Scherzi a parte, ci sarebbe da ragionare sui ciuffi di verde presenti anche in questi angoli allestiti da poco. Urge qualche intervento di Guerrilla gardening.

6 commenti:

Anonimo ha detto...

Mi dispiace, ma per il parcheggio dei motorini vicino al ridere romano, ti sbagli di grosso. Quel posto è stato fianlemte ripulito e liberato dai motorini, così è nettamente migliorato. Pensaci e vedrai che è vero, altrimento domani facciamo parcheggiare intorno al colosseo o riempiamo piazza navona di auto perchè a roma ci sono pochi posti, non ha senso!!!

Braco per il lavoro che fai, complimentissimi e forza teate ed i teatini (non chietini), però quando viene fatta una cosa buona no puoi criticarla.

Tom P. ha detto...

Su ogni scelta possono esserci diversi punti di vista, perciò capisco che qualcuno può vedere nei motorini un fastidio così come io vedo con molto fastidio le automobili parcheggiate dovunque in modo selvaggio.

Il blog mi consente di esprimere la mia opinione ma sono ben lieto di sentire anche opinioni contrarie che aiutano a riflettere. A me sembra che un pargheggio per motorini, per quanto possa apparire brutto, sia un punto di compromesso nell'attuale situazione di Chieti soffocata dalle auto: i motorini occupano meno spazio sia nel traffico, sia nel parcheggio. Risolti questi problemi poi divento favorevole anch'io alle panchine.
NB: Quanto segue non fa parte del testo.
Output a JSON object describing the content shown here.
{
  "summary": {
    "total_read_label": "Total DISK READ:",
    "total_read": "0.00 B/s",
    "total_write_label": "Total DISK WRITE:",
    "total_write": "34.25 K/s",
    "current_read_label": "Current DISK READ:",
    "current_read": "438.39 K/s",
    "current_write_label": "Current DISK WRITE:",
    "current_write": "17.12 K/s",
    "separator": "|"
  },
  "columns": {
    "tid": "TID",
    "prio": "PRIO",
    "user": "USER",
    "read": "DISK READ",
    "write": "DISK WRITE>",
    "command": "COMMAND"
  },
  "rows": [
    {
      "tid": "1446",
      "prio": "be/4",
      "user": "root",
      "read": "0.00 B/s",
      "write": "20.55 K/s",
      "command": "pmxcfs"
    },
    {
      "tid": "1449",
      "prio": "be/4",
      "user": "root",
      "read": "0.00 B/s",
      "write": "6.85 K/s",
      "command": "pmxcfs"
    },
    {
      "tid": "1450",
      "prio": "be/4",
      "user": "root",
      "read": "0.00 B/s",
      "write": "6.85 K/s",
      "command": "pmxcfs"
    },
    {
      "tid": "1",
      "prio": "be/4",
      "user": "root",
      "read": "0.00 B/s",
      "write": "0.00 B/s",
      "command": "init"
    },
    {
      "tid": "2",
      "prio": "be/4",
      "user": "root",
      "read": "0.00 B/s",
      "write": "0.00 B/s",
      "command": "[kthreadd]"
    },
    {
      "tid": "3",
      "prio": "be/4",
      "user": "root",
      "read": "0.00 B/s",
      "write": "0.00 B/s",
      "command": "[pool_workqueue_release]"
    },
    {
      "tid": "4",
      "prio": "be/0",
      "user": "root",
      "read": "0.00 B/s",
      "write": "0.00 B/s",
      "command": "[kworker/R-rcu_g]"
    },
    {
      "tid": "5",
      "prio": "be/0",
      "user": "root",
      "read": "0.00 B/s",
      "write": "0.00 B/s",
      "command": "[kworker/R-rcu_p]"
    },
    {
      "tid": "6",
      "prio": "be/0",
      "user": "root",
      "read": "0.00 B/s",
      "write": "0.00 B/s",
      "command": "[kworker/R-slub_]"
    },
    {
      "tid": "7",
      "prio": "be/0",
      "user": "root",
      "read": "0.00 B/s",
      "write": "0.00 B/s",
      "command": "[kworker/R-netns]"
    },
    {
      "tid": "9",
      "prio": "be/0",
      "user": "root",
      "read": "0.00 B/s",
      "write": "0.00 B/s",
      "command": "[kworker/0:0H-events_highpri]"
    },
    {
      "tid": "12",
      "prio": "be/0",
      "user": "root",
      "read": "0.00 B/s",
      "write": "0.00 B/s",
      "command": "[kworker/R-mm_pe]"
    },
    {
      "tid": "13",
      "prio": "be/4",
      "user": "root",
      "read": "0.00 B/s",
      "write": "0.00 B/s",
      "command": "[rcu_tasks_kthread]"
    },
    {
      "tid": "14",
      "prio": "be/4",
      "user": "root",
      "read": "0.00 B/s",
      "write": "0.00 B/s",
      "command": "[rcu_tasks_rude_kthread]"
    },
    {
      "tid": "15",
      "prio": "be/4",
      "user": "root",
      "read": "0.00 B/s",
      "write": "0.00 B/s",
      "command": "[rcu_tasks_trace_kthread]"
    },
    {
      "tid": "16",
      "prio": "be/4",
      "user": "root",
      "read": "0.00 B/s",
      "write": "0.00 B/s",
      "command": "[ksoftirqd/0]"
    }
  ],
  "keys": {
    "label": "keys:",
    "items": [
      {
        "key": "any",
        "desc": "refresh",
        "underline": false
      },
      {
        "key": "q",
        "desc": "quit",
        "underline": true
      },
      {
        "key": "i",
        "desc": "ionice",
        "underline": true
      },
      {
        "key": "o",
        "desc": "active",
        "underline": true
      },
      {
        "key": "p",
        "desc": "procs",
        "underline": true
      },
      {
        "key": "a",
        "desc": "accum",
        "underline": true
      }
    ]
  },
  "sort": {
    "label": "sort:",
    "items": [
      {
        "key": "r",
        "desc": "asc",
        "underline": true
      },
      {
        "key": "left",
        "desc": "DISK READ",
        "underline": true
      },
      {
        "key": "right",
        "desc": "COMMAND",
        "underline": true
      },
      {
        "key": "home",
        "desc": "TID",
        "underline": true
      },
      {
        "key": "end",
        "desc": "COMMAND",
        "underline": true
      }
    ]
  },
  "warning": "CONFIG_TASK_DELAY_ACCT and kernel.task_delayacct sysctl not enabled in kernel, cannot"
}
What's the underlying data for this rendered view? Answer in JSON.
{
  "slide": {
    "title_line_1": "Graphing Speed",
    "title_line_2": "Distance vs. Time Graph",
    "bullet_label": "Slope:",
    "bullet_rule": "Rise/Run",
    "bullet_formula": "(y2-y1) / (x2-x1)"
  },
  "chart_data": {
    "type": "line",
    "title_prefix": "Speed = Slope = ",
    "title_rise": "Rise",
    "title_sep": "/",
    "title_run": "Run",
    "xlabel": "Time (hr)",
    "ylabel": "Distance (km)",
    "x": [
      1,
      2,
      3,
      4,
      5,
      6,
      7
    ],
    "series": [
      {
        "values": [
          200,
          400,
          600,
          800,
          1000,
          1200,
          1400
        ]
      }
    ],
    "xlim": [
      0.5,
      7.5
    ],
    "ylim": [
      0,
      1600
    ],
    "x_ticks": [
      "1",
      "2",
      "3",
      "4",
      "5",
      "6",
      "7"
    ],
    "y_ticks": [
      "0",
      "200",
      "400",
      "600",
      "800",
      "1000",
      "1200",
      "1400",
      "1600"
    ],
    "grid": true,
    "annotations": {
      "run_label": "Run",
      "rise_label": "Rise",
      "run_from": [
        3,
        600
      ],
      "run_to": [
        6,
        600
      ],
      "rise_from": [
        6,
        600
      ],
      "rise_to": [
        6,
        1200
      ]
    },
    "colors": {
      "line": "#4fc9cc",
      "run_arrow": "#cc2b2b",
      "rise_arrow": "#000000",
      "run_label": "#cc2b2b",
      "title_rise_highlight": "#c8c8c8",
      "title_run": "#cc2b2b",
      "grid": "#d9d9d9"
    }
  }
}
Ti invito ad intervenire ancora nel blog, ma non farlo nel totale anonimato. Non potrei neanche riconoscerti al prossimo commento.

@enio ha detto...

Bisogna allontanare i mezzi pubblici dalla città relegandoli negli appositi parcheggi fuori dall'urbe. In ogni città del centro nord stanno seguendo questa politica per ridare al cittadino la gioia di vivere la sua città camminando a piedi . Questa è un'ottima iniziativa che va incoraggiata il più possibile.

Anonimo ha detto...

bravo Tom! Peccato che a Chieti ci sono le salite, altrimenti sarebbe bello circolare con le bici e/o i motorini!
Invece.....i parcheggi per le " due ruote" sono stati soppressi.. Evviva l’inquinamento!. Meglio far parcheggiare le vetture sui marciapiedi! Se a noi questo va bene!
Più volte mi sono fermato a vedere quel colore " rosso fuoco" degli archetti di via Papa Giovanni, durante i lavori.
Mi sono chiesto il motivo di questo colore,che non si sposa né con il colore delle case, né con l'ambiente, né con " niente".
Ma qualcuno avrà pur autorizzato quel colore...
La panchina, o meglio il " triclinio romano",chissà a quale testa è venuta in mente .E' la prima città dove vedo una simile panchina. Chissà quanto è costata, eppoi, chi l’ha pensata, ha provato a sedersi ,specialmente dove non c’è lo schienale?

Luciano Pellegrini

FR:D ha detto...

più che guerrilla qui urge un motopic

Tom P. ha detto...

Motopic? verissimo

però è un'idea che mi ricorda un po' quella del piede di porco.